A novel strategy of selective gene delivery by using a uniform magnetic field

The application of a magnetic field to enhance the transfection efficiency has been reported to be mainly dependent on the magnetic force generated by a magnetic field gradient to attract paramagnetic bead‐conjugated carrier and polynucleotide complexes. This strategy has the advantage of targeting a point or an area on the culture vessel. However, it is difficult to target deeply placed tissues in vivo. Uniform magnetic field‐correlated effect is applicable to such a purpose. Here, we attempted to establish a novel procedure for uniform magnetic field‐dependent enhancement of transfection efficiency.
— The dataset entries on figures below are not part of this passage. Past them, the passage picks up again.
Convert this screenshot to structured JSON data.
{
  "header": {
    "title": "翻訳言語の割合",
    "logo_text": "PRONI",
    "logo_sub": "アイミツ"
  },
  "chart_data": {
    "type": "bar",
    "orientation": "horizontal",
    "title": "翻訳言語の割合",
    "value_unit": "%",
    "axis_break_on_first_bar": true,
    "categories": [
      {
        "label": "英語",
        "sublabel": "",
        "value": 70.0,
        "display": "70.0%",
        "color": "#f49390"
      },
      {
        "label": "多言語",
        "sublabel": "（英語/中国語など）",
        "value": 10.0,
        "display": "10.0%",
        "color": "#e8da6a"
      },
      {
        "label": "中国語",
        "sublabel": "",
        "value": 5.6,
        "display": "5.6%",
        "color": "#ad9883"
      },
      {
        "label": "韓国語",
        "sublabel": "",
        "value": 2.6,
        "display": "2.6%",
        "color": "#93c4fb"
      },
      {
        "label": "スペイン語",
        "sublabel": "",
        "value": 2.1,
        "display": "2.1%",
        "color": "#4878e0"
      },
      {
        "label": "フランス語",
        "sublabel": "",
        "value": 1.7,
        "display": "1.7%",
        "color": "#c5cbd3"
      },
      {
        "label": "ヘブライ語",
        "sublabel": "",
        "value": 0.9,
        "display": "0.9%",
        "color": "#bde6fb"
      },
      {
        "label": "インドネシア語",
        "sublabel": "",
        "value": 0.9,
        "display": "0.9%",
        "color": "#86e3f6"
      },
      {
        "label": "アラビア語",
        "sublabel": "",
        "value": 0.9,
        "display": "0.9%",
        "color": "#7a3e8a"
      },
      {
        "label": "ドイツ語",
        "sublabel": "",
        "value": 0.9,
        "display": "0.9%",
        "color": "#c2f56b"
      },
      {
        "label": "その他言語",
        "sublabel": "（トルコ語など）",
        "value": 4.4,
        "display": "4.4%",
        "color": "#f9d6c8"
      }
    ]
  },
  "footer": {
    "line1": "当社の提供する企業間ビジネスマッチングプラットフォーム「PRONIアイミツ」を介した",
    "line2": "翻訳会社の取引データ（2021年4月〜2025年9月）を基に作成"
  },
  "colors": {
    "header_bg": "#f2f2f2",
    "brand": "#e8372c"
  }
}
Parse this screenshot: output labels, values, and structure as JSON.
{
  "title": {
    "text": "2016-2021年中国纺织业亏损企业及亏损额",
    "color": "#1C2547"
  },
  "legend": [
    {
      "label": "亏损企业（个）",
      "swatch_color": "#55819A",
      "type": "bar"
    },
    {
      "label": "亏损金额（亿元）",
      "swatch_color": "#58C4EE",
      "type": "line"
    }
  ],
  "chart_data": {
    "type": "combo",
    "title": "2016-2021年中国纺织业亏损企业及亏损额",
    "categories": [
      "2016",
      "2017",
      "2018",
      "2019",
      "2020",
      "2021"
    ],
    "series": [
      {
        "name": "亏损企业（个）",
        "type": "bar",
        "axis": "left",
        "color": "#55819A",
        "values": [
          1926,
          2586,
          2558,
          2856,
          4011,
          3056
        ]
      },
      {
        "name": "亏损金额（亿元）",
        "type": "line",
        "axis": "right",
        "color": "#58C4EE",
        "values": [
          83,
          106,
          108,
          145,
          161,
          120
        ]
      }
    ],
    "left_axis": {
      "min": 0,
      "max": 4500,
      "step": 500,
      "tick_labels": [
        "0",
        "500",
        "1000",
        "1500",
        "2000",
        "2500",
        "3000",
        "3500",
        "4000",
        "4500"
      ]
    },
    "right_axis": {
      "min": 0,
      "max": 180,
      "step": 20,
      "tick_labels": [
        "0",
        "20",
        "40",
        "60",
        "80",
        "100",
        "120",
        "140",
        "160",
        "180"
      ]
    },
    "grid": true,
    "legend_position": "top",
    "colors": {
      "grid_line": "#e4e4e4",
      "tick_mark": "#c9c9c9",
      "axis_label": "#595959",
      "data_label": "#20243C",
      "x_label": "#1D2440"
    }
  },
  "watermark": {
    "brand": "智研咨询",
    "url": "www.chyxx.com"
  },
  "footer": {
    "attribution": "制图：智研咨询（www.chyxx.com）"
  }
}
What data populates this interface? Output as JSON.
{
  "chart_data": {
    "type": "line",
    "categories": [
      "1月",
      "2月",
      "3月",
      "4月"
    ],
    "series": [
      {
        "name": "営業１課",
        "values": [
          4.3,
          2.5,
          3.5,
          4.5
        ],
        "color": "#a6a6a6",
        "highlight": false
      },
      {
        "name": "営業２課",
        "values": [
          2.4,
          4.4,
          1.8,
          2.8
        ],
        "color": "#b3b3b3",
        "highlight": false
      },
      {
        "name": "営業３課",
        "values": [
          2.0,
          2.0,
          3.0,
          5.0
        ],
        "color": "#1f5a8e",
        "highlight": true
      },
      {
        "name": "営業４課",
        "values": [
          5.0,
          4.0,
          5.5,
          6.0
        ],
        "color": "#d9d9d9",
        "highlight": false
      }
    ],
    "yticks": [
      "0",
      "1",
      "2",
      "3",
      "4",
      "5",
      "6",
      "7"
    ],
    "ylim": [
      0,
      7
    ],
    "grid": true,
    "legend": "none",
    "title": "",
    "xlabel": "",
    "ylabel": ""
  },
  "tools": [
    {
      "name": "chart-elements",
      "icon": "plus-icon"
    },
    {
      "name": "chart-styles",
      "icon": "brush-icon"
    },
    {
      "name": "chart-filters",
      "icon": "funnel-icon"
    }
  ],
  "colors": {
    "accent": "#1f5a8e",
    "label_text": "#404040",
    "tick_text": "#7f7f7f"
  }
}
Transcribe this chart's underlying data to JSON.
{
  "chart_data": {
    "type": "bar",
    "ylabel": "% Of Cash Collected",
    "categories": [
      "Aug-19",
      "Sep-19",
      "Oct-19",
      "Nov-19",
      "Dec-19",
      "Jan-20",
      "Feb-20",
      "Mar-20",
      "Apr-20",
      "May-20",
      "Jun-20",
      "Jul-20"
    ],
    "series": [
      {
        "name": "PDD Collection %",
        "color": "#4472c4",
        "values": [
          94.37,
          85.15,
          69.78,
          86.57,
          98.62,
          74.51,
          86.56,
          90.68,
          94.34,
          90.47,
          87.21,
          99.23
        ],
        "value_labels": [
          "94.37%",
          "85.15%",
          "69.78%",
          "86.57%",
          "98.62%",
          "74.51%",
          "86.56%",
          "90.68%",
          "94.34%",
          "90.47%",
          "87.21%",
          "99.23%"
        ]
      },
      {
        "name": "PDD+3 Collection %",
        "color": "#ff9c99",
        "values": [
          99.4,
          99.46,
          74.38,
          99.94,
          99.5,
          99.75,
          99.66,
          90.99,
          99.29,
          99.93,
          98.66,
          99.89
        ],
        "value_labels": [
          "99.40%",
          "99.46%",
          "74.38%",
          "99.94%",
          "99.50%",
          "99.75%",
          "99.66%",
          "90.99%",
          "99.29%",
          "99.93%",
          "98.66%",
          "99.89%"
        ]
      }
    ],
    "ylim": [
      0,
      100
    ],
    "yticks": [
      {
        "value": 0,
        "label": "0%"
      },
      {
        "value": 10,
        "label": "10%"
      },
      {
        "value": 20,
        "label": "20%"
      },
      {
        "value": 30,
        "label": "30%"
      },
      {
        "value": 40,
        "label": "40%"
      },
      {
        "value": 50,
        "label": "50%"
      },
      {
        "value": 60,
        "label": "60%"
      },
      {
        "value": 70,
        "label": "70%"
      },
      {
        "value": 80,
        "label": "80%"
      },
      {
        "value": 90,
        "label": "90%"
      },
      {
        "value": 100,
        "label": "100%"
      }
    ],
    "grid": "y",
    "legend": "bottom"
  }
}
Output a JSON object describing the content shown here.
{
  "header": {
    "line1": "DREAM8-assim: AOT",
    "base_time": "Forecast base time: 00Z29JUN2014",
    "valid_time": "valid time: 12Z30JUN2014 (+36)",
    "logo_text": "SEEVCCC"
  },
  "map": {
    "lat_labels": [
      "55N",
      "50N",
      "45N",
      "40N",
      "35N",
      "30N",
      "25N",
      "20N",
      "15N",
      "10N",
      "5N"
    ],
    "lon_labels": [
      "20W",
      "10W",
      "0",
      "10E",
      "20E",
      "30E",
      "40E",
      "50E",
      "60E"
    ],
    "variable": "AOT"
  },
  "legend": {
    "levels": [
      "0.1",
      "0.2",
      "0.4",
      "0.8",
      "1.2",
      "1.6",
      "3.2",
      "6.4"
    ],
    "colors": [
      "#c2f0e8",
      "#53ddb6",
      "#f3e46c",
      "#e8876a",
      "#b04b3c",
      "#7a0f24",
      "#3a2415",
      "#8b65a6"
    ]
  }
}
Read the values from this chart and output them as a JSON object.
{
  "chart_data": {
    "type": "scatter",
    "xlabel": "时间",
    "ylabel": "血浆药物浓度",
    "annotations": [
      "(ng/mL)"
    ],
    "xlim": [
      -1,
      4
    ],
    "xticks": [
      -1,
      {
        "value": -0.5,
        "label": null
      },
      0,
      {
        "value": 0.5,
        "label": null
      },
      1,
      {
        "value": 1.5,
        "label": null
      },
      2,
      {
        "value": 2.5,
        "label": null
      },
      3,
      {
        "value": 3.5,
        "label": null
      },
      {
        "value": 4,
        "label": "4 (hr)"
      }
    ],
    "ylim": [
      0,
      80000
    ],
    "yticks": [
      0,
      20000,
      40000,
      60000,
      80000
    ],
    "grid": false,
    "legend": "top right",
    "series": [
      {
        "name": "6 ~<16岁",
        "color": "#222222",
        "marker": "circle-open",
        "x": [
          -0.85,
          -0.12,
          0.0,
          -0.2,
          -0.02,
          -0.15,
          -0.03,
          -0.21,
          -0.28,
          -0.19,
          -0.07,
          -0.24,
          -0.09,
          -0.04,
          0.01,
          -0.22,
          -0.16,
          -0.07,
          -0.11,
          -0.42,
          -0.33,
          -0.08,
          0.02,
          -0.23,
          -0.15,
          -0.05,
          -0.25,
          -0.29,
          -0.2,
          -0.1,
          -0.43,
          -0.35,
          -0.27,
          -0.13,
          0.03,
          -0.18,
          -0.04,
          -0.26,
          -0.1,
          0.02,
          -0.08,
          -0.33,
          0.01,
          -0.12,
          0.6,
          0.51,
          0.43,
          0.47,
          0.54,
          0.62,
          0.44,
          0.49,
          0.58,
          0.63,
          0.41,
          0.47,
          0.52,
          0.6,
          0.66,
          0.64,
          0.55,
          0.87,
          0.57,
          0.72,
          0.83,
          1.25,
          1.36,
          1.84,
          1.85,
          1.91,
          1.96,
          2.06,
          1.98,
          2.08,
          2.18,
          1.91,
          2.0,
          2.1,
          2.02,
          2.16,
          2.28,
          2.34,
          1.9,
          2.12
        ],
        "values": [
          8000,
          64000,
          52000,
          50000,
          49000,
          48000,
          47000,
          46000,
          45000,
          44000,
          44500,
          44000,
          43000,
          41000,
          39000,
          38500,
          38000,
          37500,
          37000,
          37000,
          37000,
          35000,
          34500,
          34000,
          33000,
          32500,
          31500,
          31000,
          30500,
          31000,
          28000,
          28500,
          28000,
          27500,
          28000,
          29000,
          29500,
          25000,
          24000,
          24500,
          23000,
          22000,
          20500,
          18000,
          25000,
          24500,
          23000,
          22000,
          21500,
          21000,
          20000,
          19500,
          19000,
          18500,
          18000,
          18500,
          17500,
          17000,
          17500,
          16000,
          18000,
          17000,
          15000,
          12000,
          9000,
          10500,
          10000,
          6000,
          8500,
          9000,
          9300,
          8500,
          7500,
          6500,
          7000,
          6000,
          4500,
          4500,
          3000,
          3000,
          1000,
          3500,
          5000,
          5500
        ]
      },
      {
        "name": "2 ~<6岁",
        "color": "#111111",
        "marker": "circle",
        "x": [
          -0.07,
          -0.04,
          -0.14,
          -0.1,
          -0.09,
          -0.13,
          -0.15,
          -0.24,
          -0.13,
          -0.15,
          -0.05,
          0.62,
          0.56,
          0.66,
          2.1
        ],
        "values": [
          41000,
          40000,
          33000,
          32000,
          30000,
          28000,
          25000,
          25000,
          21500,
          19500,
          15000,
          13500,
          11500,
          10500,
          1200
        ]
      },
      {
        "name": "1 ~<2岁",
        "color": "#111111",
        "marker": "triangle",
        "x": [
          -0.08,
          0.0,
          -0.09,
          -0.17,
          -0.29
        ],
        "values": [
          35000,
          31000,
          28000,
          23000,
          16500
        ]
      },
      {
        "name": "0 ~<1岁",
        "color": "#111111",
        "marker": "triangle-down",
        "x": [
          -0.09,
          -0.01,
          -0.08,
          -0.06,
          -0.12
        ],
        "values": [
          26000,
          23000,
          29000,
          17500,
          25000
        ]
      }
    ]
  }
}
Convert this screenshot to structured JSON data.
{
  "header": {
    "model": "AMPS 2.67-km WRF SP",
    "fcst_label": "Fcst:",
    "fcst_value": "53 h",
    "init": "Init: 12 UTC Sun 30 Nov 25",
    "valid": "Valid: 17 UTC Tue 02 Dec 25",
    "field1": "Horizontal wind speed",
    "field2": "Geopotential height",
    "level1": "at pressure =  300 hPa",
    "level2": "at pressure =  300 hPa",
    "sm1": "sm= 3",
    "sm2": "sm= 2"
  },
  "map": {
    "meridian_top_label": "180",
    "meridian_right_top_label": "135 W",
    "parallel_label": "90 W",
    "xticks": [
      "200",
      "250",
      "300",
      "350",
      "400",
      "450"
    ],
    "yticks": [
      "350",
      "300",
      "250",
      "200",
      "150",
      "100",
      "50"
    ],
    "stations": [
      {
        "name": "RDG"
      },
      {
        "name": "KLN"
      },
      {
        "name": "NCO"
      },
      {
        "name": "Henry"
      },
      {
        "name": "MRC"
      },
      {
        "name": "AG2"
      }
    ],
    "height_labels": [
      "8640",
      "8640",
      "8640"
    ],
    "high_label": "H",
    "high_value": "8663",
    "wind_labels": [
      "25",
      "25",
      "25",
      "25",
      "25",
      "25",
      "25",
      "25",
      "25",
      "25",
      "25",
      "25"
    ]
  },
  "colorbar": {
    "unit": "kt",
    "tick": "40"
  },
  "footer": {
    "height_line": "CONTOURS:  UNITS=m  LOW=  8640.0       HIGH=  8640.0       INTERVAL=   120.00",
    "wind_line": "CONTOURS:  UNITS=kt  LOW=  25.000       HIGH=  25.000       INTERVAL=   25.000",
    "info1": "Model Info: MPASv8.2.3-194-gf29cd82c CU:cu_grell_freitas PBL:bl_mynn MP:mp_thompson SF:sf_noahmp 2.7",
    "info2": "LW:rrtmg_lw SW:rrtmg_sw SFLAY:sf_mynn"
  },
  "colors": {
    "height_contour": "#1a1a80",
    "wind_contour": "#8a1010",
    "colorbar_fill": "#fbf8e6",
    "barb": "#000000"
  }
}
We examined the effect of a 1.5 mT uniform magnetic field on cellular reactive oxygen species (ROS) level and transfection efficiency mediated by a ROS‐sensitive transfection carrier. Our experimental results revealed that a 1.5 mT uniform magnetic field transiently decreased cellular ROS levels and strongly enhanced transfection efficiency mediated by polyethylenimine (PEI). The uniform magnetic field‐dependent enhancement of PEI‐mediated in vivo transfection was confirmed in the livers of mice. Local intensification of a uniform magnetic field in a culture dish resulted in selective gene delivery into cells on the target area. Although further examination and improvement are necessary for this procedure, our findings provide a novel option for spatial control of gene delivery. The authors demonstrate that a 1.5 mT uniform magnetic field transiently decreases cellular reactive oxygen species (ROS) level and strongly enhances transfection efficiency mediated by polyethylenimine (PEI), a ROS‐sensitive transfection carrier. This novel enhancing approach of transfection efficiency is applicable to selective gene delivery by using a locally intensified uniform magnetic field.